How much of the $72 million in new revenue from a gambling expansion can go toward the state share of a stadium may depend on how much of that money goes toward tax relief for charitable gambling operators.

Read the revised revenue estimate here:

E-pulltab Revenue Estimate

  • davidz

    Who pays the difference in the case where the revenues do not come in as predicted in these estimates? If bonds are let using these revenues to pay them back, what other funding sources will be on the hook to be used to make up the shortfall?

    I recall all sorts of rosy estimates on how well horse racing was going to do in MN if only we’d allow it again. That hasn’t really panned out. Why should we mortgage a portion of our future against such fuzzy math?

    Why would anyone buy state issued bonds against this revenue source unless there was a general state backing (e.g., general funds, aka everything else the state is supposed to be doing) to ensure that these bonds will bepaid off. The numbers are clearly in flux (which is a fancy way of saying that they’re making *&*# up).

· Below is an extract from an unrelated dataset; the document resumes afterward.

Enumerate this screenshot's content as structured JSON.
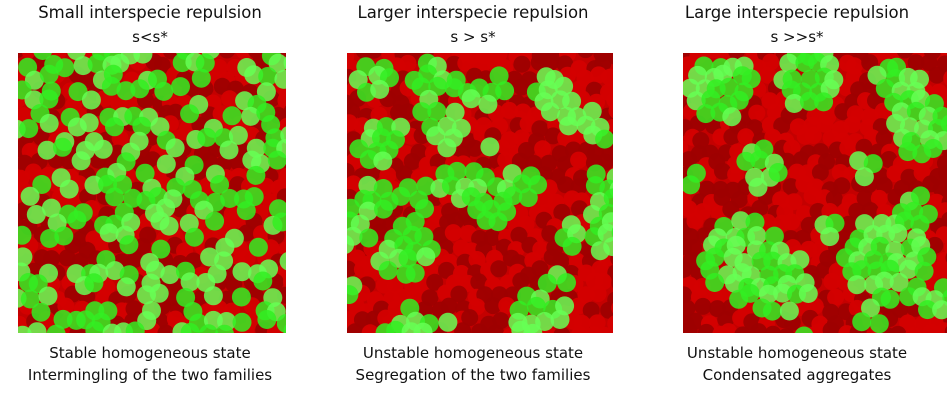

    If the state were to issue these bonds with the Vikings clearly and squarely on the hook for any revenue underperformance for electronic pulltabs, maybe this might be a reasonable way to try to fund a stadium. I’m pretty sure the team isn’t likely to back this.

    In the meantime, this just looks like a way for the state to make numbers up in order to claim that they’re not putting in general fund dollars.